Name: Martin Goltermann
Social Media: Instagram: iammartingoltermann
Camera: Pentax 67 • 45 mm f/4.0 & 105 mm f/2.4
Film: Lomography Color Negative 400, Kodak Portra 400, Fuji Pro 400h & Kodak Gold 200
Location: Greenland (Ilulissat, Sisimiut and Kangerlussuaq)
Greenland, whose primary residents are the indigenous Inuit, is distinguished for its glaciers such as the massive Greenland Ice Sheet which covers roughly 80% of the whole island.
In his second trip, Martin was able to visit Ilulissat in western Greenland, which is popular for the Ilulissat Icefjord in Disko Bay, a UNESCO World Heritage site known for its splendor and is crucial in the study and understanding of climate change. He also travelled to the scenic town of Sisimiut, as well as Kangerlussuaq with its breathtaking views of Greenland's landscapes and wildlife.
The latter also serves as the island's major transportation hub and houses its airport and a museum. According to Martin, Greenland's awe-inspiring beauty and 'slow tempo' way of living stirred up his interest and appreciation.
This was my second trip to Greenland and my first time lugging around a big heavy medium format camera everywhere I went. Coming from a loud big city to what feels like the edge of the world, the beauty of the nature and the calm and slow tempo in the cities force you to slow down and breathe it all in. Greenland made an incredible impression on me and the 'arctic fever' really got to me. I hope I haven't been there for the last time!
Almost everything was memorable but something that I won't forget, was standing next to and looking into what is called 'the Old Women's Gorge' (Kællingekløften) where people would throw themselves into to end their lives when they got too old and/or would strain the community when food were scarce/insufficient. This was long before Christianity arrived on Greenland. That really put things into perspective and you appreciate how difficult life was here.

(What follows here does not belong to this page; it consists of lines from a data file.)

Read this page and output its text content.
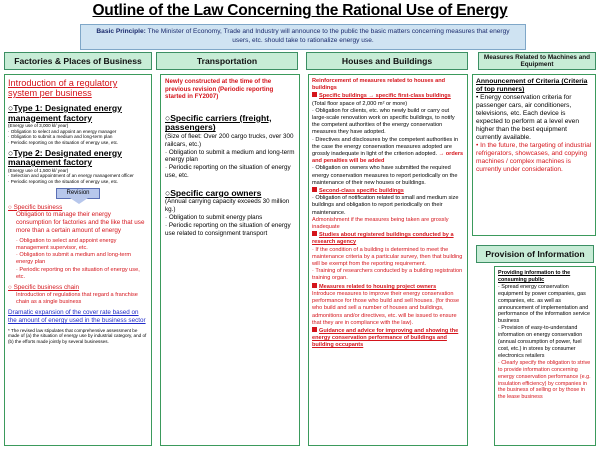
Outline of the Law Concerning the Rational Use of Energy
Basic Principle: The Minister of Economy, Trade and Industry will announce to the public the basic matters concerning measures that energy users, etc. should take to rationalize energy use.
Factories & Places of Business	Transportation	Houses and Buildings	Measures Related to Machines and Equipment

Introduction of a regulatory system per business

○Type 1: Designated energy management factory

(Energy use of 3,000 kl/ year)

· Obligation to select and appoint an energy manager

· Obligation to submit a medium and long-term plan

· Periodic reporting on the situation of energy use, etc.

○Type 2: Designated energy management factory

(Energy use of 1,500 kl/ year)

· Selection and appointment of an energy management officer

· Periodic reporting on the situation of energy use, etc.

Revision

○ Specific business

Obligation to manage their energy consumption for factories and the like that use more than a certain amount of energy

· Obligation to select and appoint energy management supervisor, etc.

· Obligation to submit a medium and long-term energy plan

· Periodic reporting on the situation of energy use, etc.

○ Specific business chain

Introduction of regulations that regard a franchise chain as a single business

Dramatic expansion of the cover rate based on the amount of energy used in the business sector

* The revised law stipulates that comprehensive assessment be made of (a) the situation of energy use by industrial category, and of (b) the efforts made jointly by several businesses.

Newly constructed at the time of the previous revision (Periodic reporting started in FY2007)

○Specific carriers (freight, passengers)

(Size of fleet: Over 200 cargo trucks, over 300 railcars, etc.)

· Obligation to submit a medium and long-term energy plan

· Periodic reporting on the situation of energy use, etc.

○Specific cargo owners

(Annual carrying capacity exceeds 30 million kg.)

· Obligation to submit energy plans

· Periodic reporting on the situation of energy use related to consignment transport

Reinforcement of measures related to houses and buildings

Specific buildings → specific first-class buildings

(Total floor space of 2,000 m² or more)

· Obligation for clients, etc. who newly build or carry out large-scale renovation work on specific buildings, to notify the competent authorities of the energy conservation measures they have adopted.

· Directives and disclosures by the competent authorities in the case the energy conservation measures adopted are grossly inadequate in light of the criterion adopted. → orders and penalties will be added

· Obligation on owners who have submitted the required energy conservation measures to report periodically on the maintenance of their new houses or buildings.

Second-class specific buildings

· Obligation of notification related to small and medium size buildings and obligation to report periodically on their maintenance.

Admonishment if the measures being taken are grossly inadequate

Studies about registered buildings conducted by a research agency

· If the condition of a building is determined to meet the maintenance criteria by a particular survey, then that building will be exempt from the reporting requirement.

· Training of researchers conducted by a building registration training organ.

Measures related to housing project owners

Introduce measures to improve their energy conservation performance for those who build and sell houses. (for those who build and sell a number of houses and buildings, admonitions and/or directives, etc. will be issued to ensure that they are in compliance with the law).

Guidance and advice for improving and showing the energy conservation performance of buildings and building occupants

Announcement of Criteria (Criteria of top runners)

• Energy conservation criteria for passenger cars, air conditioners, televisions, etc. Each device is expected to perform at a level even higher than the best equipment currently available.

• In the future, the targeting of industrial refrigerators, showcases, and copying machines / complex machines is currently under consideration.

Provision of Information

Providing information to the consuming public

· Spread energy conservation equipment by power companies, gas companies, etc. as well as announcement of implementation and performance of the information service business

· Provision of easy-to-understand information on energy conservation (annual consumption of power, fuel cost, etc.) in stores by consumer electronics retailers

· Clearly specify the obligation to strive to provide information concerning energy conservation performance (e.g. insulation efficiency) by companies in the business of selling or by those in the lease business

When I was in Greenland in 2017, I got to see aurora borealis in all its glory dancing across the sky. That is something I will never forget, absolutely mesmerizing!
This time around I got to experience the midnight sun, which were so beautiful to look into the horizon and seeing the sun over the Disko Bay with Disko Island peaking through the clouds while being surrounded by complete silence. Quite a sight!
Martin has this to say to anyone planning their own Arctic trip:
Check how the conditions are around the time of year you plan to visit. Bring sunglasses, sun tan lotion and dress in layers! Most importantly - bring your camera! I recommend low ISO film, the sun can be quite harsh and the snow only brightens everything up even more.
I love how the photographs turned out, and I hope you get a chance to experience this part of the world for yourself, it is a must experience!